Alberto Ferrero

Personal information
- Full name: Alberto Ferrero Gordiola
- Date of birth: 15 November 1944 (age 80)
- Place of birth: Uruguay
- Position(s): Forward

Senior career*
- Years: Team / Apps / (Gls)
- 1960–1963: Racing de Montevideo
- 1964: Peñarol
- 1966: Peñarol
- 1968–1971: Santiago Wanderers / 109 / (41)
- 1973: Deportes Antofagasta / 24 / (8)
- 1974: Unión La Calera / 26 / (4)

= Alberto Ferrero (footballer) =

Uruguayan footballer (born 1944)

Alberto Ferrero Gordiola (born 15 November 1944) is a former Uruguayan naturalized Chilean professional football player. He was the topscorer of the 1969 Copa Libertadores with eight goals.

==Club career==
After having played for Peñarol in his home country, he moved to Chile, where he stayed during the best period of his career.
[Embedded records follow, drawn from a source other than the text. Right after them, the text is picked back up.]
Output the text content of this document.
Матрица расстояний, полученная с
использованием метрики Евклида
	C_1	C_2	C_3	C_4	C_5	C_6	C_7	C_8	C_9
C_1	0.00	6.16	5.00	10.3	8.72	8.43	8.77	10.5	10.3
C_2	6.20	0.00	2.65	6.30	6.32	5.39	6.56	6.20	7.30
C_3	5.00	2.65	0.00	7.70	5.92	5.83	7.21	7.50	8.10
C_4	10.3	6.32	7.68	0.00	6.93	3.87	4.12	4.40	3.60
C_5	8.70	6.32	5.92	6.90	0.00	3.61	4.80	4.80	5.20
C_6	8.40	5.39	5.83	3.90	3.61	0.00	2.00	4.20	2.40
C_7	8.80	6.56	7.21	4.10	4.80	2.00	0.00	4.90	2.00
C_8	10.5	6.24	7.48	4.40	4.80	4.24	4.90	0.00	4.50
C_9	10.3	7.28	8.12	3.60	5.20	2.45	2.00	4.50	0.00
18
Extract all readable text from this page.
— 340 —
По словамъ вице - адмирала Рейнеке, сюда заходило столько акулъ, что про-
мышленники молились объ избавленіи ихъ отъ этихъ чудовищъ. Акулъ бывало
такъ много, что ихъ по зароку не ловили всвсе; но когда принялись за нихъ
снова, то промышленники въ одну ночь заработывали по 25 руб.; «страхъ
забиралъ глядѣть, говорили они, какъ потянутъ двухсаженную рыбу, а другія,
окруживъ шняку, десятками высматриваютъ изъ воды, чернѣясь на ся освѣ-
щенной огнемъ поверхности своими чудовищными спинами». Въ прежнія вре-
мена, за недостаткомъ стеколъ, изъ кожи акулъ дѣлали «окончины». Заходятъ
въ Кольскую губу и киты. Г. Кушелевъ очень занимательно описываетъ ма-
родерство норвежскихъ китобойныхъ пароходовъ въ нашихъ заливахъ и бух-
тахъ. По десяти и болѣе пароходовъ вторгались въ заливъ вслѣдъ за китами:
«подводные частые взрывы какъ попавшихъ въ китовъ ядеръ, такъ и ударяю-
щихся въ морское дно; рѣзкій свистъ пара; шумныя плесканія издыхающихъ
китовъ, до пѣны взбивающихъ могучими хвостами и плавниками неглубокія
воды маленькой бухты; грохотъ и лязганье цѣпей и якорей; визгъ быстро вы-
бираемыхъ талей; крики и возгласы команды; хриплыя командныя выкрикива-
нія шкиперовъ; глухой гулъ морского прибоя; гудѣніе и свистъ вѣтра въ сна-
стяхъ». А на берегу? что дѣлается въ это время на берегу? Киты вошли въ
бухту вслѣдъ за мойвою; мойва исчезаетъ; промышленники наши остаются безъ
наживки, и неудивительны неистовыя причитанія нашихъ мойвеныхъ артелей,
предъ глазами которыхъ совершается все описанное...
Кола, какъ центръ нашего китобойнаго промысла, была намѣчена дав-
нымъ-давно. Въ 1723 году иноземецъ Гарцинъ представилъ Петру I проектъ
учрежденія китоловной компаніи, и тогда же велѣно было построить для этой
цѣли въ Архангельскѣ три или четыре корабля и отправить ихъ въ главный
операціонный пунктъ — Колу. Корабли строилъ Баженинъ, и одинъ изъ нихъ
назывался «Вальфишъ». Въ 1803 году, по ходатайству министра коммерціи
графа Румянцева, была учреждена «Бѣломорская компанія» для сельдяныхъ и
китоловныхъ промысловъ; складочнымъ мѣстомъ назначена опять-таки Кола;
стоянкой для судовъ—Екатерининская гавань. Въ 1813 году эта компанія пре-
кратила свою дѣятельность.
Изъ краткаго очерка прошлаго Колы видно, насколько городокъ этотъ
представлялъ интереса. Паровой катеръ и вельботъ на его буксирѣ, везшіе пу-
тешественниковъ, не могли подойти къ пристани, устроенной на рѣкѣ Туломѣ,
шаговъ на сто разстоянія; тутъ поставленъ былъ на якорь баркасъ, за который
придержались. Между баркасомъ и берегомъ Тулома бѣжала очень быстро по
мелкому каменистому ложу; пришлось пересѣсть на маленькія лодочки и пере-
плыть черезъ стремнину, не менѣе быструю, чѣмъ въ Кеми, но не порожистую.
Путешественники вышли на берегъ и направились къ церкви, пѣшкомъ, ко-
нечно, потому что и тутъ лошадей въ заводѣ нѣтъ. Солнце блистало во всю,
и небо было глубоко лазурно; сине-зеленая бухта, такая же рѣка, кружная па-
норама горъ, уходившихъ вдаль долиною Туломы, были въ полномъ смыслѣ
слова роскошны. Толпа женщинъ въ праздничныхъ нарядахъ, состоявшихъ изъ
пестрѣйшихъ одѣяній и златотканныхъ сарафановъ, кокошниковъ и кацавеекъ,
He joined the Santiago Wanderers and scored six goals in 13 games during the 1968 season. His best season at the local level was the 1969 National championship, during which he scored 18 goals in 35 games, being the second top goalscorer of the tournament behind Eladio Zárate (22 goals). He also scored eight goals during the 1969 Copa Libertadores, becoming the top goalgetter for that competition. His team managed to reach the quarterfinals, but failed to qualify for the semifinals. Ferrero left the Wanderers in 1971; he continued to play in Chile, appearing for Unión La Calera and Antofagasta.